In the last 23 years, leading lights of the of the culture sector, who reached similar milestones were honoured by dedicating editions of LABAF to these creative giants including visual artist Bruce Onobrakpeya, novelist Gabriel Okara, novelist Chinua Achebe, playwright Wole Soyinka, poet John Pepper Clark, playwright Femi Osofisan, author Yemi Ogunbiyi, playwright Ahmed Yerima, literary critic Abiola Irele, literary theorist Biodun Jeyifo, poet Odia Ofeimun, poet Niyi Osundare etc.

Significantly, CORA has provided the platform for the interplay of theory and practice on the issues confronting the art and culture sector. Students are often invited to the mentoring sessions and are encouraged to be part of the conversations.

So, why and how did CORA emerge in the Nigerian arts community? The Structural Adjustment Programmes (SAPs) imposed on African countries in the 1980s wreaked enormous havoc beyond the socio-economic sphere (such as the shrinking of the middle class and widening of inequality). The negative effects of the components of the SAP were also felt in the cultural and intellectual sectors – funding of public education was reduced and the production of knowledge was downplayed in the policy arena. The economic climate was abysmally unfavourable to publishing. Books and artworks were not listed among the “essential commodities.” Important segments of the society were reduced to cultural deserts. For instance, the Harare Book Fair, which was a huge cultural attraction to Robert Mugabe’s Zimbabwe in the early days of independence had lost its colour by the end of the 1980s. In Nigeria, the necessary investment in culture and the arts was not considered a priority of economic management. Meanwhile, the debate over the appropriateness of “art for art’s sake” in the post-colonial setting raged among writers and literary theorists. The regular conversations on these trends among some journalists and artists and enthusiasts metamorphosed into the idea of CORA. Among the originals of CORA are Toyin Akinosho, Yomi Layinka, Jossy Ogbuanor and Tunde Lanipekun.
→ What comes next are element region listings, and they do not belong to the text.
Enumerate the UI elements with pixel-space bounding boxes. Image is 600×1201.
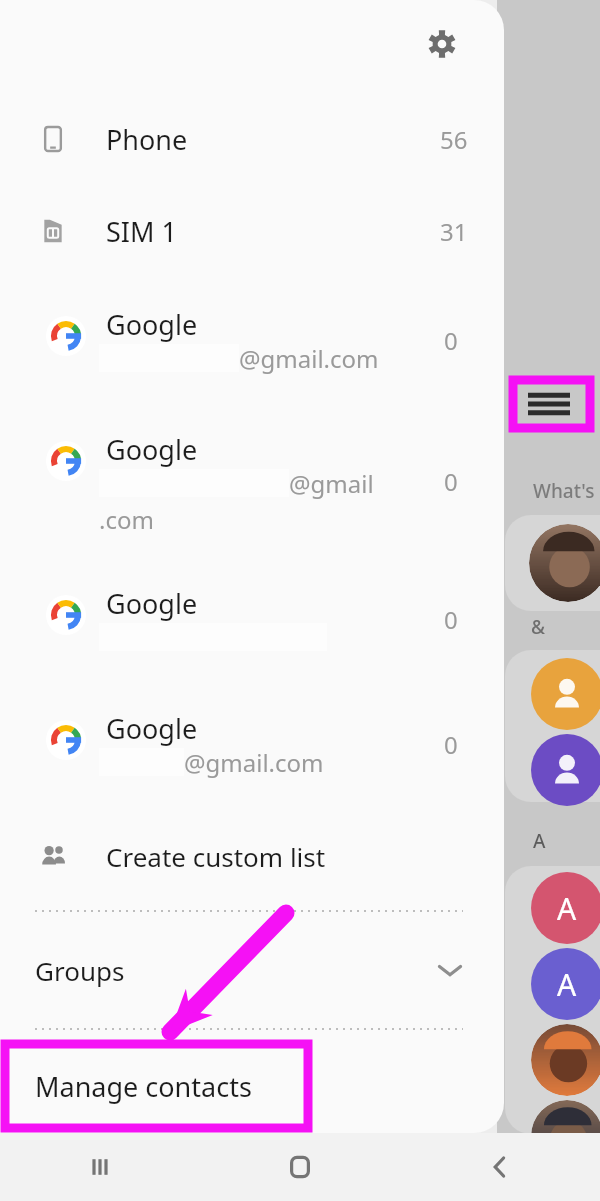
button[interactable]: Google xyxy=(0,421,504,541)
staticText: A xyxy=(533,828,546,854)
button[interactable] xyxy=(529,524,600,602)
button[interactable]: Phone xyxy=(0,107,504,171)
staticText: SIM 1 xyxy=(106,213,177,250)
button[interactable]: Manage contacts xyxy=(0,1050,504,1122)
staticText: 0 xyxy=(444,465,458,498)
staticText: @gmail xyxy=(289,467,374,500)
staticText: Create custom list xyxy=(106,839,326,874)
staticText: 31 xyxy=(440,215,468,248)
button[interactable]: Home xyxy=(200,1133,400,1201)
button[interactable]: Settings xyxy=(418,20,466,68)
staticText: Google xyxy=(106,306,198,343)
button[interactable]: Google xyxy=(0,575,504,670)
button[interactable]: Recents xyxy=(0,1133,200,1201)
staticText: 0 xyxy=(444,728,458,761)
button[interactable] xyxy=(531,1100,600,1172)
button[interactable]: A xyxy=(531,948,600,1020)
button[interactable]: SIM 1 xyxy=(0,199,504,263)
button[interactable] xyxy=(531,658,600,730)
button[interactable]: Create custom list xyxy=(0,828,504,884)
staticText: Phone xyxy=(106,121,188,158)
staticText: 56 xyxy=(440,123,468,156)
staticText: @gmail.com xyxy=(184,746,324,779)
button[interactable] xyxy=(531,734,600,806)
button[interactable]: Back xyxy=(400,1133,600,1201)
button[interactable]: Google xyxy=(0,296,504,391)
button[interactable]: A xyxy=(531,872,600,944)
staticText: @gmail.com xyxy=(239,342,379,375)
staticText: Google xyxy=(106,431,198,468)
staticText: What's xyxy=(533,478,595,504)
button[interactable]: Groups xyxy=(0,938,504,1002)
button[interactable] xyxy=(531,1024,600,1096)
staticText: A xyxy=(557,964,577,1005)
staticText: Google xyxy=(106,710,198,747)
button[interactable]: Google xyxy=(0,700,504,795)
staticText: 0 xyxy=(444,324,458,357)
staticText: .com xyxy=(99,503,154,536)
staticText: & xyxy=(531,614,546,640)
button[interactable]: Open navigation menu xyxy=(517,382,581,426)
staticText: A xyxy=(557,888,577,929)
staticText: Manage contacts xyxy=(35,1068,252,1105)
staticText: Groups xyxy=(35,953,125,988)
staticText: 0 xyxy=(444,603,458,636)
staticText: Google xyxy=(106,585,198,622)
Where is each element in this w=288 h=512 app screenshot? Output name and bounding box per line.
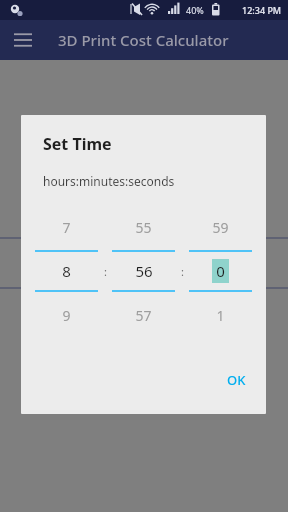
staticText: 0	[216, 261, 225, 281]
staticText: 59	[212, 218, 229, 237]
staticText: 1	[216, 306, 225, 325]
button[interactable]: OK	[217, 366, 256, 394]
button[interactable]: 59	[189, 212, 252, 330]
staticText: 40%	[186, 4, 204, 16]
staticText: Set Time	[43, 133, 112, 155]
staticText: 57	[135, 306, 152, 325]
button[interactable]: 55	[112, 212, 175, 330]
staticText: 9	[62, 306, 71, 325]
staticText: 7	[62, 218, 71, 237]
staticText: :	[181, 264, 184, 279]
staticText: 8	[62, 261, 71, 281]
staticText: 55	[135, 218, 152, 237]
button[interactable]: Open navigation menu	[6, 23, 40, 57]
button[interactable]: 7	[35, 212, 98, 330]
staticText: 56	[135, 261, 153, 281]
staticText: hours:minutes:seconds	[43, 173, 175, 189]
staticText: 3D Print Cost Calculator	[58, 30, 229, 50]
staticText: 12:34 PM	[242, 4, 282, 16]
staticText: OK	[227, 371, 246, 389]
staticText: :	[104, 264, 107, 279]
The initial programme of CORA was the organisation of Arts Stampede at the Festac Town family residence of Akinosho in Lagos. Various themes on art forms were explored in these periodic gatherings over groundnuts and palm wine. The stampedes have been moved at different times to the National Theatre in Iganmu, Lekki, Ajegunle and other parts of Lagos. It was even once held in Ibadan, Oyo State.

Akinosho, a geologist and publisher, was joined later by Jahman Anikulapo-Kuti, Culture Advocate and former editor. The duo constitutes the dynamo of CORA.

The evolution of CORA is a study in the unwavering commitment to a cause and clarity of purpose on what is to be done. Unlike the amorphous structure of the early days, CORA now has a board chaired by distinguished art patron and businessman Chief Kayode Aderinokun and a board of trustees headed by the Festival Honoured Guest this year, Ajai-Lycett. Another sign of promise in the profile of CORA is the increasing role of younger elements such as promising artists, advocates and enthusiasts. They feature as volunteers in running programmes. Some others stage performances and engage the older elements intensely in conversations as panelists. It is more than a cliché to say that they are the future of CORA.